Puppet
puppet is the main configuration management tool to be used on the Wikimedia clusters (puppet for dummies on the blog).
puppetd is the client daemon that runs on all servers, and manages machines with configuration information gathered from puppetmasterd, running on machine stafford.pmtpa.wmnet.
Note: Some of the information on this page (specifically "Making changes") is a little outdated with the migration to Git/Gerrit. The docs for that are at labsconsole.wm.o
Contents |
puppetd
To install puppet on a single machine, simply run
# apt-get install puppet
On Solaris, the installation instructions for the Blastwave packages seem to work.
Communication with the puppetmaster server is over encrypted SSL and with signed certificates.

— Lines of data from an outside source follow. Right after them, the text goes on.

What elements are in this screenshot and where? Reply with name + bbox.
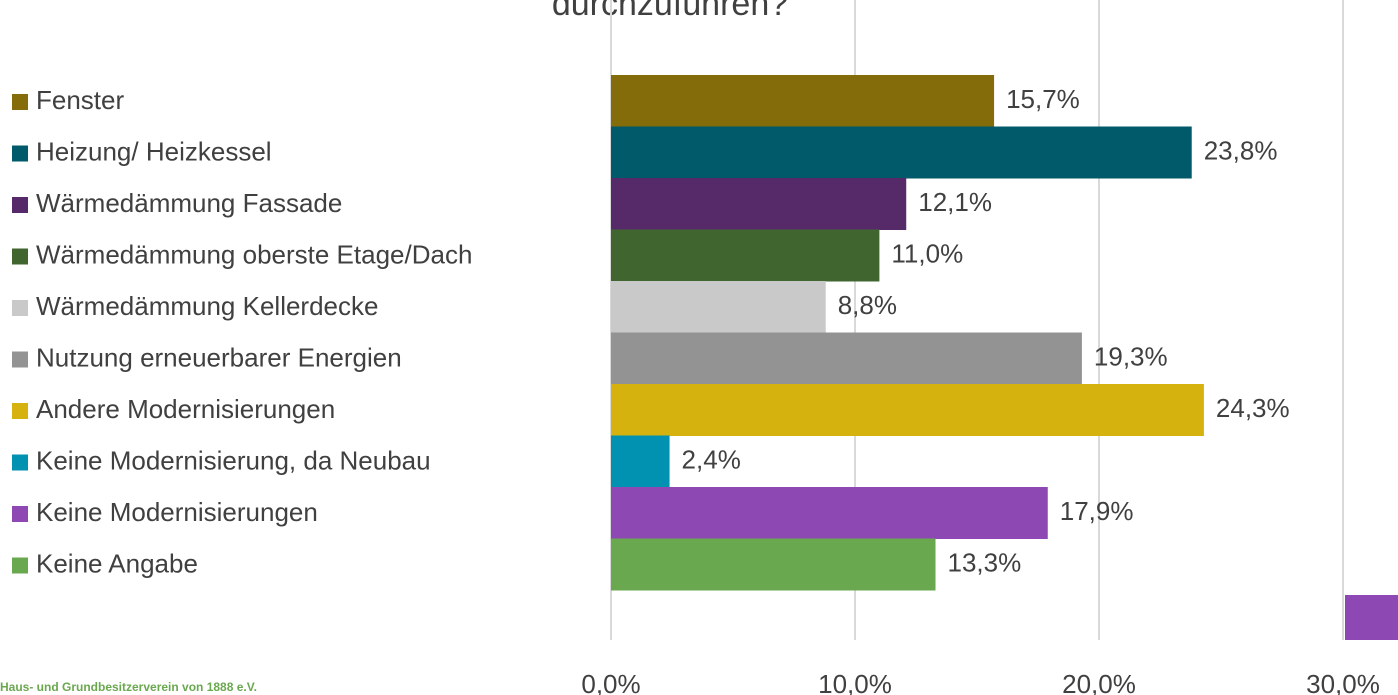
legend-swatch (12, 145, 28, 162)
data-label: 17,9% (1060, 496, 1134, 526)
legend-swatch (12, 94, 28, 110)
legend-label: Fenster (36, 85, 124, 115)
legend-label: Nutzung erneuerbarer Energien (36, 342, 402, 372)
bar (611, 332, 1082, 385)
bar (611, 229, 880, 282)
x-tick-label: 0,0% (581, 669, 640, 695)
x-tick-label: 10,0% (818, 669, 892, 695)
footer: Haus- und Grundbesitzerverein von 1888 e… (0, 680, 257, 694)
legend-swatch (12, 557, 28, 574)
legend-label: Wärmedämmung oberste Etage/Dach (36, 239, 472, 269)
x-tick-label: 20,0% (1062, 669, 1136, 695)
bar (611, 281, 826, 333)
data-label: 2,4% (682, 444, 741, 474)
data-label: 13,3% (948, 547, 1022, 577)
legend-swatch (12, 454, 28, 471)
bar (611, 178, 907, 230)
data-label: 24,3% (1216, 393, 1290, 423)
data-label: 12,1% (918, 187, 992, 217)
data-label: 15,7% (1006, 84, 1080, 114)
data-label: 11,0% (891, 238, 963, 268)
x-tick-label: 30,0% (1306, 669, 1380, 695)
legend-swatch (12, 403, 28, 419)
legend-label: Heizung/ Heizkessel (36, 136, 272, 166)
legend-label: Andere Modernisierungen (36, 394, 335, 424)
bar (611, 538, 936, 591)
legend-swatch (12, 351, 28, 368)
bar (611, 126, 1192, 179)
legend-label: Wärmedämmung Kellerdecke (36, 291, 378, 321)
bar (611, 435, 670, 488)
bar (611, 384, 1204, 436)
bar (611, 487, 1048, 539)
legend-swatch (12, 506, 28, 522)
legend-swatch (12, 197, 28, 213)
legend-label: Wärmedämmung Fassade (36, 188, 342, 218)
data-label: 8,8% (838, 290, 897, 320)
legend-swatch (12, 300, 28, 316)
legend-label: Keine Angabe (36, 548, 198, 578)
chart-title: durchzuführen? (552, 0, 788, 23)
decoration (1345, 595, 1398, 640)
data-label: 19,3% (1094, 341, 1168, 371)
legend-label: Keine Modernisierungen (36, 497, 318, 527)
legend-label: Keine Modernisierung, da Neubau (36, 445, 431, 475)
bar (611, 75, 995, 127)
data-label: 23,8% (1204, 135, 1278, 165)
legend-swatch (12, 248, 28, 265)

To sign the certificate of the newly installed machine on the puppetmaster server, log in on sockpuppet.pmtpa.wmnet and run:
# puppetca -s clienthostname
For the first two runs (before, and after signing the certificate on the puppetmaster), use:
# puppetd --test --ca_server sockpuppet.pmtpa.wmnet
To check the list of outstanding, unsigned certificates, use:
# puppetca -l
Reinstalls
When a server gets reinstalled, the existing certs/keys on the puppetmaster will not match the freshly generated keys on the client, and puppet will not work.

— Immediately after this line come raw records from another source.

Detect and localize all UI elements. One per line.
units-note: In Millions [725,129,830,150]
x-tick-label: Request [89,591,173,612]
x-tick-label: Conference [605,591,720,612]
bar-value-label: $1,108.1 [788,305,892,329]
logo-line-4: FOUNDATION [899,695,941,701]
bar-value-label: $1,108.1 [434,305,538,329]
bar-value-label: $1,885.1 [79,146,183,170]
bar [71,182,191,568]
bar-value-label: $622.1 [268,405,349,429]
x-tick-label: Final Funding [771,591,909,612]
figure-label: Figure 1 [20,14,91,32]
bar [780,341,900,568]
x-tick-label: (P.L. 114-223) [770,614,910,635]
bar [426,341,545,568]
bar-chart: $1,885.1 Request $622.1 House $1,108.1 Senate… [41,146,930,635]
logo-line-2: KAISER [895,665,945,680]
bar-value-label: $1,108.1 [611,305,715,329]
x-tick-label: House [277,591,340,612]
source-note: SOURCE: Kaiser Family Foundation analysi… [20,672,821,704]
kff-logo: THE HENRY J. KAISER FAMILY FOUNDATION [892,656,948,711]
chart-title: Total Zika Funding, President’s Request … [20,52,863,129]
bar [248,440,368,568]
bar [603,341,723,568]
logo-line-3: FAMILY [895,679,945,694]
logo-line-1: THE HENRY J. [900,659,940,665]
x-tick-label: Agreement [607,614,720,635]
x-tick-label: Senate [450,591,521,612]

Before a server runs puppet for the first time (again), on the puppetmaster host, the following command should be run to erase all history of a server:
# puppetca --clean clienthostname
However, if this is done after puppetd has already run and therefore has already generated new keys, this is not sufficient. To fix this situation on the client, use the following command to erase the newly generated keys/certificates:
# find /var/lib/puppet -name "$(hostname -f)*" -exec rm -f {} \;
Misc
Sometimes you want to purge info for a host from the puppet db. The below will do it for you:
puppetstoredconfigclean.rb server fqdn
on sockpuppet. All references, i.e. the host entry and all facts going with it, will be tossed.
Puppetmaster
The puppetmaster server in pmtpa is sockpuppet.pmtpa.wmnet.
Installation
Simply use the (backported) puppetmaster Ubuntu package:
# apt-get install puppetmaster puppetmaster-passenger
The default package install uses the Webrick development webserver. That works fine for a couple of nodes, but is single-threaded. Therefore we eventually switched to using Mongrel, but are now using a Passenger based install, from the package puppetmaster-passenger. This implies that puppetmaster is started from Apache, and not by an independent daemon anymore.

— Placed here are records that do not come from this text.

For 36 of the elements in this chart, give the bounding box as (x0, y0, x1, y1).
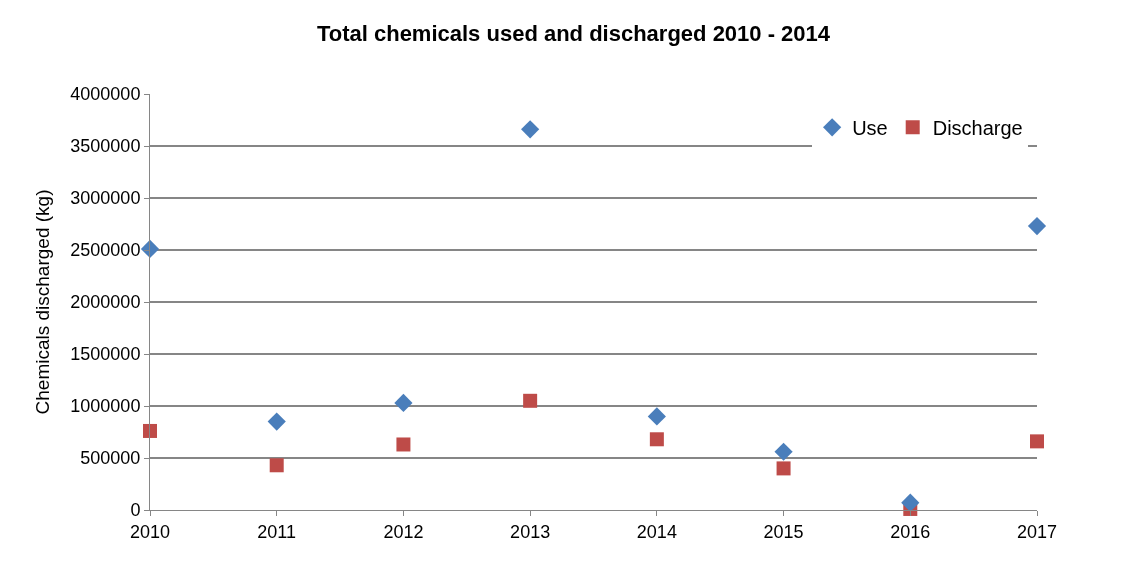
point (1027, 216, 1047, 236)
y-tick-label: 2500000 (70, 240, 141, 261)
x-tick-label: 2012 (383, 521, 424, 542)
point (523, 393, 538, 408)
x-tick-label: 2013 (510, 521, 551, 542)
x-tick-label: 2014 (636, 521, 677, 542)
y-tick-label: 0 (130, 500, 141, 521)
point (269, 458, 284, 473)
point (901, 493, 920, 512)
x-tick-label: 2016 (890, 521, 931, 542)
point (396, 437, 411, 452)
x-tick-label: 2011 (257, 521, 297, 542)
point (776, 461, 791, 476)
y-tick-label: 2000000 (70, 292, 141, 313)
y-tick-label: 3500000 (70, 136, 141, 157)
point (394, 393, 413, 412)
point (1030, 434, 1044, 449)
point (267, 412, 286, 431)
x-tick-label: 2017 (1016, 521, 1058, 542)
point (647, 407, 666, 426)
point (649, 432, 664, 447)
legend-label: Use (852, 117, 888, 140)
legend-label: Discharge (932, 117, 1023, 140)
y-tick-label: 1500000 (70, 344, 141, 365)
x-tick-label: 2010 (129, 521, 171, 542)
y-tick-label: 500000 (80, 448, 141, 469)
point (140, 239, 160, 259)
chart-title: Total chemicals used and discharged 2010 - 2014 (316, 20, 831, 46)
point (774, 442, 793, 461)
y-tick-label: 3000000 (70, 188, 141, 209)
y-axis-title: Chemicals discharged (kg) (32, 189, 54, 415)
point (143, 423, 157, 438)
x-tick-label: 2015 (763, 521, 804, 542)
y-tick-label: 1000000 (70, 396, 141, 417)
point (521, 120, 540, 139)
y-tick-label: 4000000 (70, 84, 141, 105)
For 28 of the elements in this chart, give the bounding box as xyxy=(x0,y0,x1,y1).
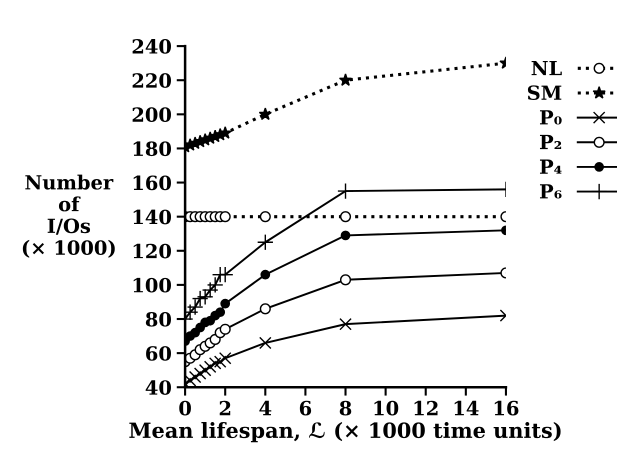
x-tick-label: 14 xyxy=(454,400,479,416)
x-tick-label: 10 xyxy=(374,400,398,416)
x-axis-title: Mean lifespan, ℒ (× 1000 time units) xyxy=(129,422,561,442)
x-tick-label: 16 xyxy=(494,400,518,416)
y-tick-label: 180 xyxy=(134,141,171,156)
y-axis-title: Number of I/Os (× 1000) xyxy=(22,174,115,258)
y-tick-label: 100 xyxy=(134,278,171,293)
legend-label: P₄ xyxy=(540,160,562,174)
y-tick-label: 40 xyxy=(146,380,171,395)
x-tick-label: 8 xyxy=(340,400,352,416)
y-tick-label: 220 xyxy=(132,73,171,88)
y-tick-label: 120 xyxy=(134,244,171,258)
legend-label: P₆ xyxy=(540,184,562,198)
y-tick-label: 140 xyxy=(134,210,171,224)
y-tick-label: 60 xyxy=(146,346,171,361)
y-tick-label: 80 xyxy=(146,312,171,327)
legend-label: P₂ xyxy=(540,134,562,150)
x-tick-label: 2 xyxy=(220,400,230,416)
legend-label: P₀ xyxy=(540,110,562,124)
x-tick-label: 4 xyxy=(259,400,272,416)
y-tick-label: 240 xyxy=(132,39,171,54)
y-tick-label: 200 xyxy=(132,107,171,122)
x-tick-label: 6 xyxy=(300,400,312,416)
x-tick-label: 12 xyxy=(414,400,438,416)
x-tick-label: 0 xyxy=(179,400,191,416)
y-tick-label: 160 xyxy=(134,176,171,190)
legend-label: SM xyxy=(528,85,562,100)
legend-label: NL xyxy=(532,60,562,76)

The installation basically follows these instructions, as well as the default configurations provided in the package.
Configuration
The default configuration is very usable, but we've made some tweaks here and there.
See /etc/puppet/site.pp for the basics. Puppet currently pushes out crontabs for the image scalers, ganglia binaries and conf files on on hosts, and syncs user information including ssh keys on all hosts. It will reread its conf instantly. Changes to any given host get pushed out every 30 minutes, but puppet is continually updating some host or other. See syslog on sockpuppet for details.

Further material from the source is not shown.